Salvific Manhood: James Baldwin's Novelization of Male Intimacy by Ernest L. Gibson Iii
Author:Ernest L. Gibson Iii
Language: eng
Format: epub
Tags: LIT004040 Literary Criticism / American / African American, American, Social Science, African American, Literary Criticism, Men's Studies, SOC018000 Social Science / Men's Studies
Publisher: U of Nebraska Press
Published: 2019-10-02T00:00:00+00:00
Although claiming little textual space, this incident and its memory are very critical to understanding Rufus’s feeling of absurdity. Perhaps, and this is a priori, this event marks Rufus’s first serious encounter with the racism of 1950s America. Even if he had experienced the burden of race within New York, surely the cultural geography of the South enlightened him to the serious racial divide still present in the land of his birth. The white officer signifies the onslaught of a world bent on rejecting Rufus’s Black manhood. By coupling Rufus’s tears and blood with the quiet longing for vengeance, Baldwin displays the impact of this racial encounter on Rufus. Being kicked in the mouth, as the text suggests, splinters off into various meanings.

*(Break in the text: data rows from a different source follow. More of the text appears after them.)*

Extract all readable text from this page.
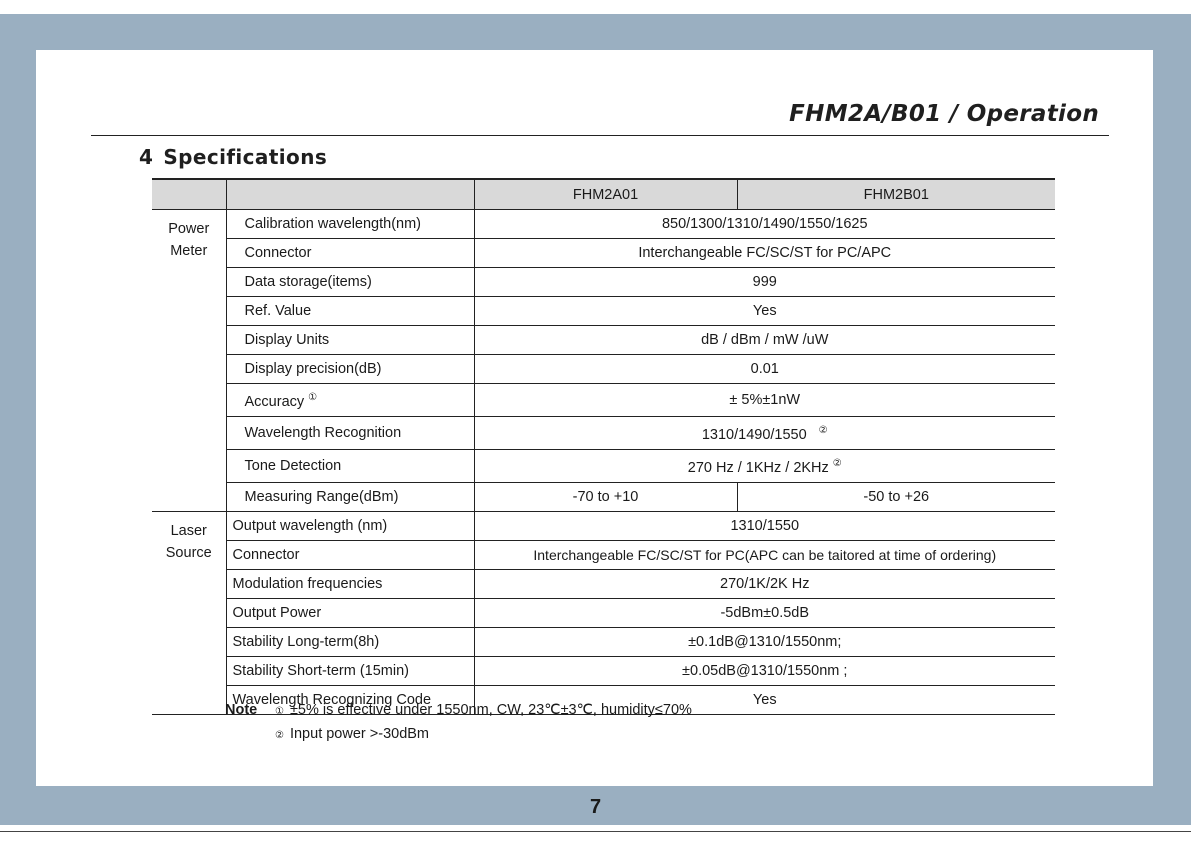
FHM2A/B01 / Operation
4 Specifications
		FHM2A01	FHM2B01

Power
Meter	Calibration wavelength(nm)	850/1300/1310/1490/1550/1625	
	Connector	Interchangeable FC/SC/ST for PC/APC	
	Data storage(items)	999	
	Ref. Value	Yes	
	Display Units	dB / dBm / mW /uW	
	Display precision(dB)	0.01	
	Accuracy ①	± 5%±1nW	
	Wavelength Recognition	1310/1490/1550 ②
	Tone Detection	270 Hz / 1KHz / 2KHz ②
	Measuring Range(dBm)	-70 to +10	-50 to +26

Laser
Source	Output wavelength (nm)	1310/1550	
	Connector	Interchangeable FC/SC/ST for PC(APC can be taitored at time of ordering)	
	Modulation frequencies	270/1K/2K Hz	
	Output Power	-5dBm±0.5dB	
	Stability Long-term(8h)	±0.1dB@1310/1550nm;	
	Stability Short-term (15min)	±0.05dB@1310/1550nm ;	
	Wavelength Recognizing Code	Yes	
Note ① ±5% is effective under 1550nm, CW, 23℃±3℃, humidity≤70%
② Input power >-30dBm
7
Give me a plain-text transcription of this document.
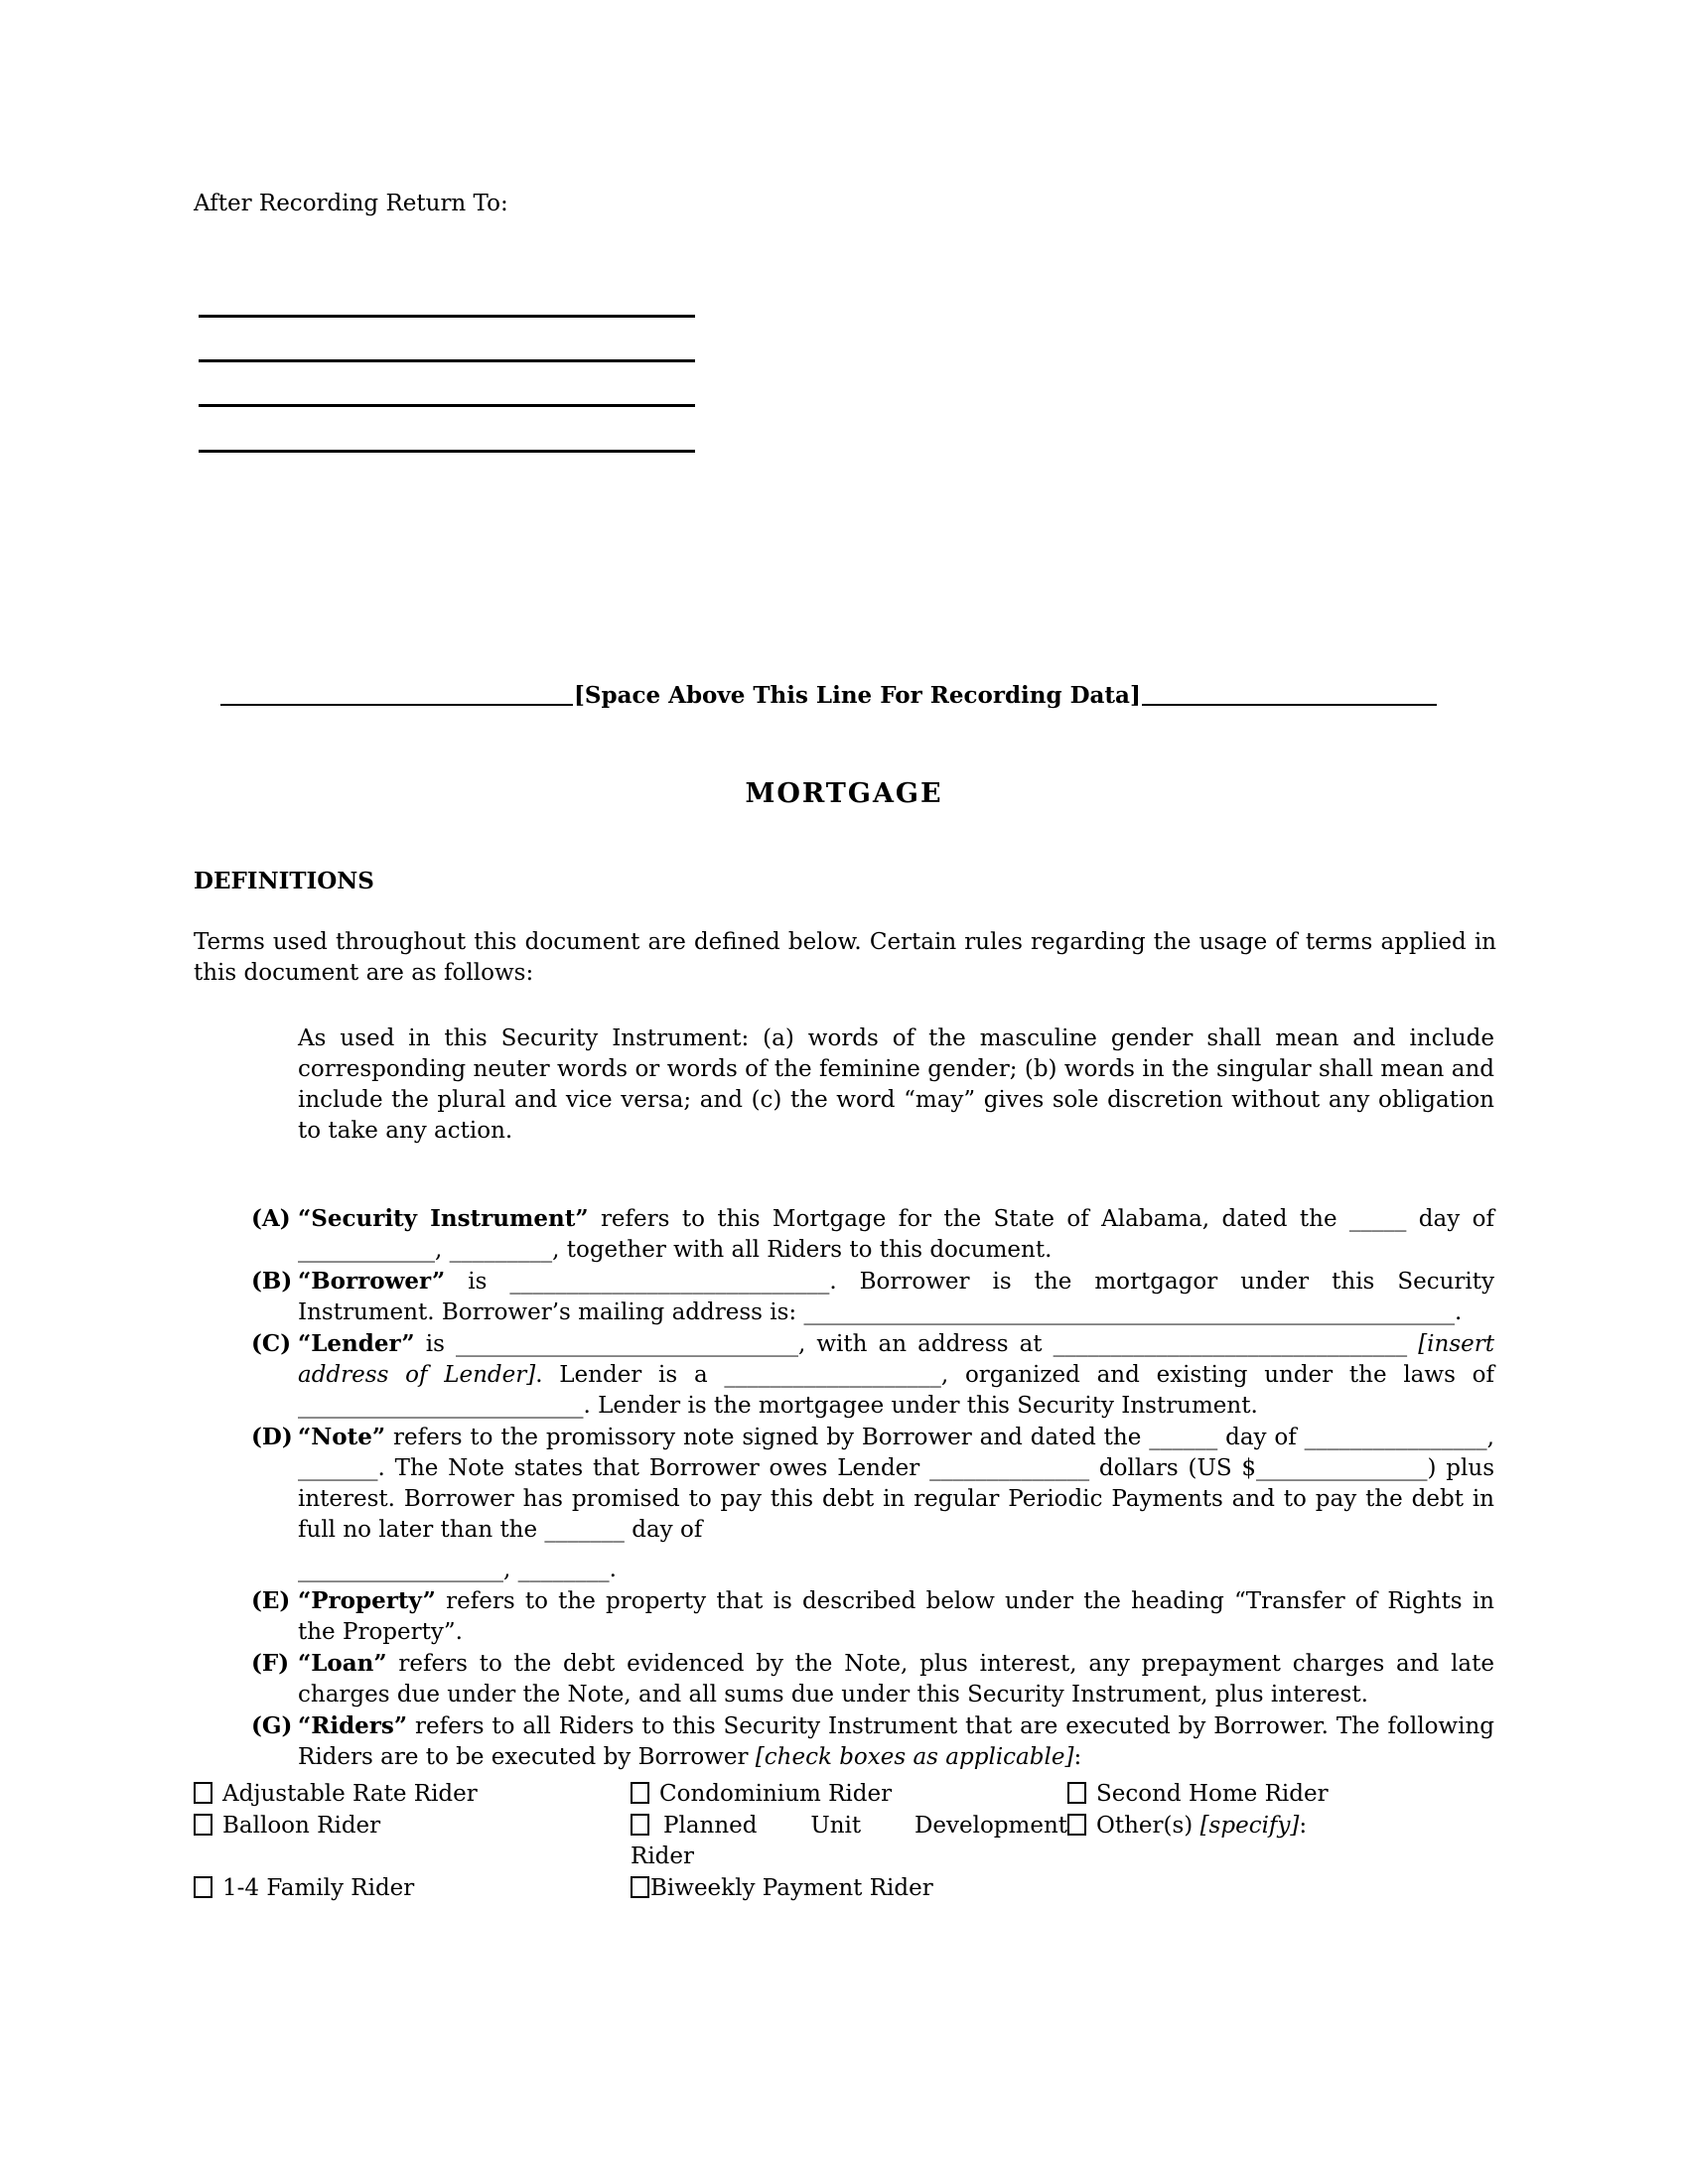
After Recording Return To:
[Space Above This Line For Recording Data]
MORTGAGE
DEFINITIONS
Terms used throughout this document are defined below. Certain rules regarding the usage of terms applied in this document are as follows:
As used in this Security Instrument: (a) words of the masculine gender shall mean and include corresponding neuter words or words of the feminine gender; (b) words in the singular shall mean and include the plural and vice versa; and (c) the word “may” gives sole discretion without any obligation to take any action.
(A) “Security Instrument” refers to this Mortgage for the State of Alabama, dated the _____ day of ____________, _________, together with all Riders to this document.
(B) “Borrower” is ____________________________. Borrower is the mortgagor under this Security Instrument. Borrower’s mailing address is: _________________________________________________________.
(C) “Lender” is ______________________________, with an address at _______________________________ [insert address of Lender]. Lender is a ___________________, organized and existing under the laws of _________________________. Lender is the mortgagee under this Security Instrument.
(D) “Note” refers to the promissory note signed by Borrower and dated the ______ day of ________________, _______. The Note states that Borrower owes Lender ______________ dollars (US $_______________) plus interest. Borrower has promised to pay this debt in regular Periodic Payments and to pay the debt in full no later than the _______ day of
__________________, ________.
(E) “Property” refers to the property that is described below under the heading “Transfer of Rights in the Property”.
(F) “Loan” refers to the debt evidenced by the Note, plus interest, any prepayment charges and late charges due under the Note, and all sums due under this Security Instrument, plus interest.
(G) “Riders” refers to all Riders to this Security Instrument that are executed by Borrower. The following Riders are to be executed by Borrower [check boxes as applicable]:
Adjustable Rate Rider
Balloon Rider
1-4 Family Rider
Condominium Rider
Planned Unit Development
Rider
Biweekly Payment Rider
Second Home Rider
Other(s) [specify]:
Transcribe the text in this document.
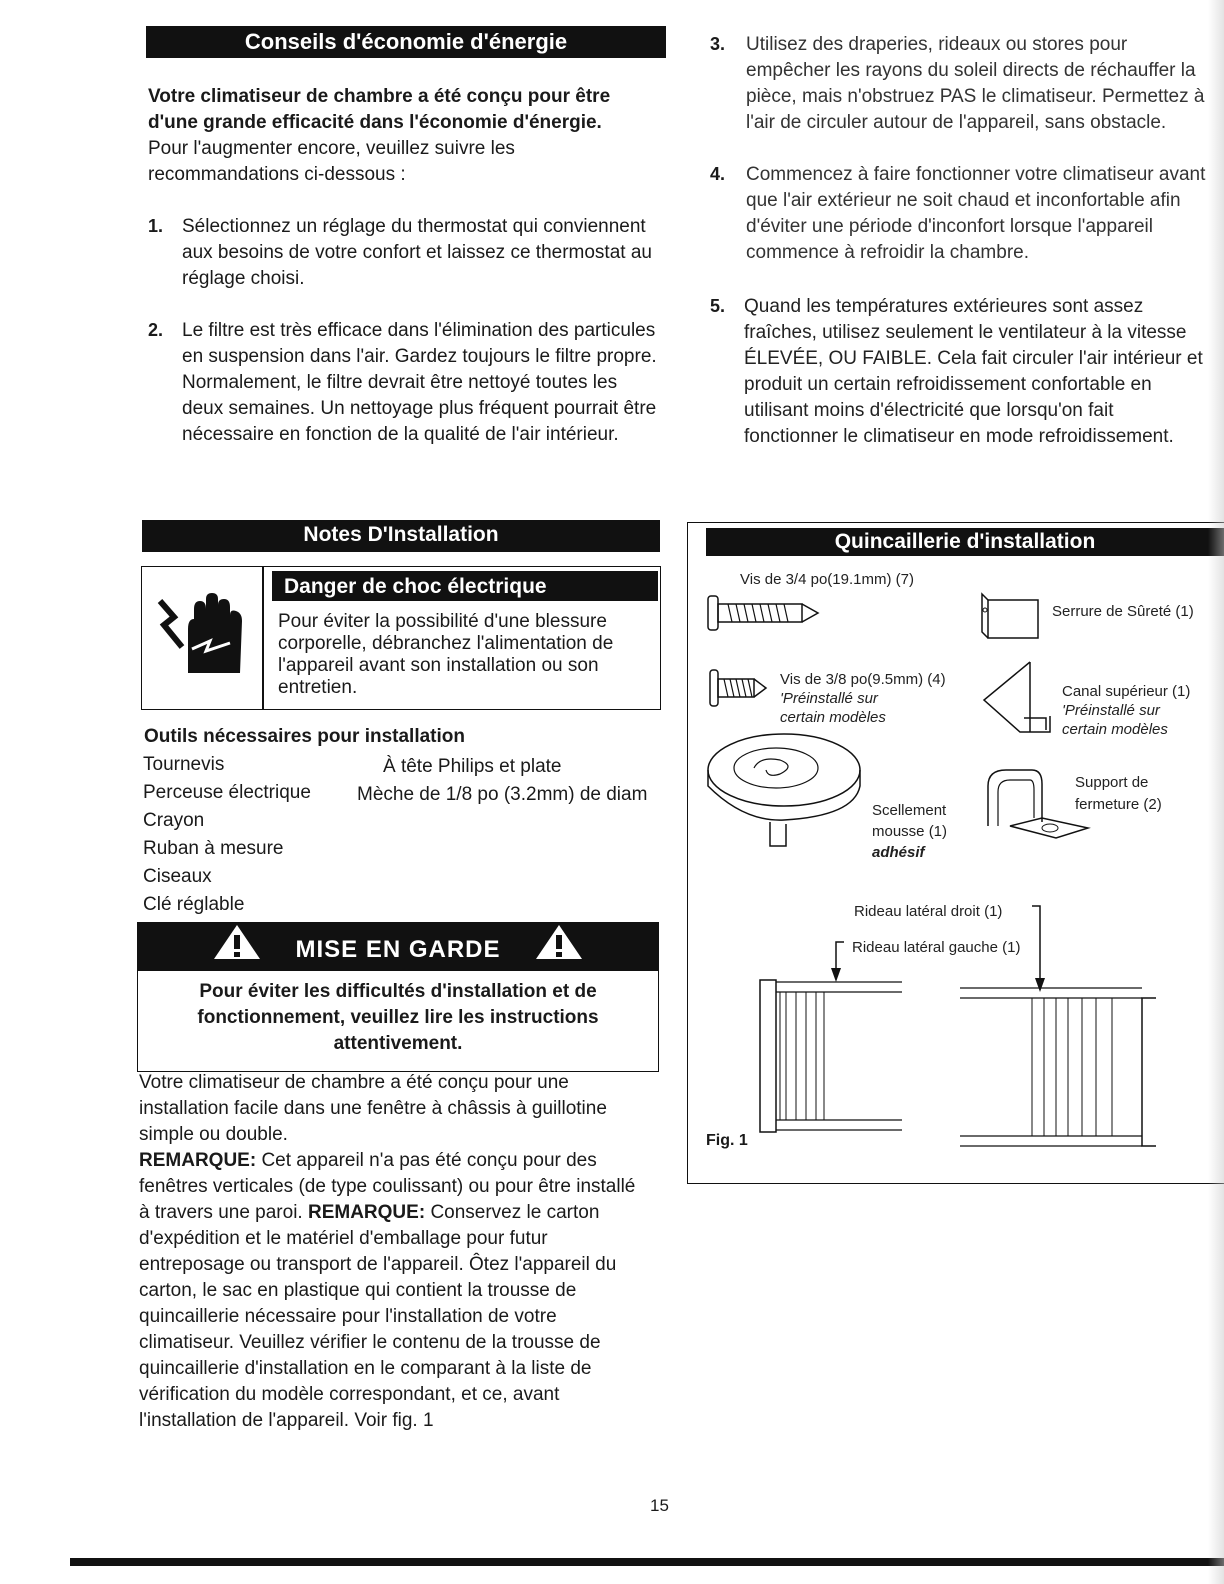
Conseils d'économie d'énergie

Votre climatiseur de chambre a été conçu pour être d'une grande efficacité dans l'économie d'énergie.

Pour l'augmenter encore, veuillez suivre les recommandations ci-dessous :

1. Sélectionnez un réglage du thermostat qui conviennent aux besoins de votre confort et laissez ce thermostat au réglage choisi.

2. Le filtre est très efficace dans l'élimination des particules en suspension dans l'air. Gardez toujours le filtre propre. Normalement, le filtre devrait être nettoyé toutes les deux semaines. Un nettoyage plus fréquent pourrait être nécessaire en fonction de la qualité de l'air intérieur.

Notes D'Installation
Danger de choc électrique

Pour éviter la possibilité d'une blessure corporelle, débranchez l'alimentation de l'appareil avant son installation ou son entretien.

Outils nécessaires pour installation
Tournevis	À tête Philips et plate
Perceuse électrique Mèche de 1/8 po (3.2mm) de diam
Crayon
Ruban à mesure
Ciseaux
Clé réglable
MISE EN GARDE

Pour éviter les difficultés d'installation et de fonctionnement, veuillez lire les instructions attentivement.

Votre climatiseur de chambre a été conçu pour une installation facile dans une fenêtre à châssis à guillotine simple ou double.

REMARQUE: Cet appareil n'a pas été conçu pour des fenêtres verticales (de type coulissant) ou pour être installé à travers une paroi. REMARQUE: Conservez le carton d'expédition et le matériel d'emballage pour futur entreposage ou transport de l'appareil. Ôtez l'appareil du carton, le sac en plastique qui contient la trousse de quincaillerie nécessaire pour l'installation de votre climatiseur. Veuillez vérifier le contenu de la trousse de quincaillerie d'installation en le comparant à la liste de vérification du modèle correspondant, et ce, avant l'installation de l'appareil. Voir fig. 1

3. Utilisez des draperies, rideaux ou stores pour empêcher les rayons du soleil directs de réchauffer la pièce, mais n'obstruez PAS le climatiseur. Permettez à l'air de circuler autour de l'appareil, sans obstacle.

4. Commencez à faire fonctionner votre climatiseur avant que l'air extérieur ne soit chaud et inconfortable afin d'éviter une période d'inconfort lorsque l'appareil commence à refroidir la chambre.

5. Quand les températures extérieures sont assez fraîches, utilisez seulement le ventilateur à la vitesse ÉLEVÉE, OU FAIBLE. Cela fait circuler l'air intérieur et produit un certain refroidissement confortable en utilisant moins d'électricité que lorsqu'on fait fonctionner le climatiseur en mode refroidissement.

Quincaillerie d'installation
Vis de 3/4 po(19.1mm) (7)
Serrure de Sûreté (1)
Vis de 3/8 po(9.5mm) (4)
'Préinstallé sur
certain modèles
Canal supérieur (1)
'Préinstallé sur
certain modèles
Scellement
mousse (1)
adhésif
Support de
fermeture (2)
Rideau latéral droit (1)
Rideau latéral gauche (1)
Fig. 1
15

Rufus literally is the victim of physical racial violence, his Black body the site of tangible torture. Additionally, the boot to mouth represents how Black men were refused, denied, and stripped of voice. The officer’s vanishing and his metaphoric escape into the “forever beyond” symbolizes the inability to locate or directly identify the source of anti-Black racism and violence. Racial absurdity, in its abstractions, positions racist subjects as the mediums of a more powerful and dangerous ideology at play or work. Rufus is unable to enact revenge on the white officer because his agency is a perpetually shifting fiction, an ideology of violence with multiple sites and hosts. Although named as white and male, the officer emerges as, in antithesis to the saxophonist, a metonym for a more general community. As such, Rufus’s experience racializes the absurd, and the “life” from which he divorces can no longer simply be viewed as some abstract world in which anyone might share his experience. Additionally, because of the double function of white male subjectivity in this moment, his crisis becomes inextricably fraternal and existential—a symbolic space-in-between men where the painful divorce man suffers from his life is brought about by an oppressive subjectivity. Inevitably, this encounter echoes the idea of how “at any streetcorner the feeling of absurdity can strike any man in the face”; the face of Rufus just happened to Black.18
If Rufus’s recollection of the violent South remains tethered to his first encounter with Leona, then, undeniably, their relationship becomes the unfortunate site for his wrestling with racial absurdity. As a white, blonde, older woman from the South, she carries with her the multiple layered racial scripts of her past and past localities. Baldwin carefully scripts the intercoursing of Rufus’s Black male body with her gendered white Southernness by having them meet the night that he performs his last jazz gig. Immediately following his performance, they accompany each other to a party, further punctuating the occasion. While drinking on the balcony and after dismissing their worries about the other partygoers, they submit to the magnetism pulling their bodies together. And though spontaneous sexual acts are often a staple of the midcentury American bohemian narrative, something in their exchange proves disturbing. To be clear, Baldwin’s description of the sexual scene emphasizes both the vulnerability and the violence of Rufus’s touch.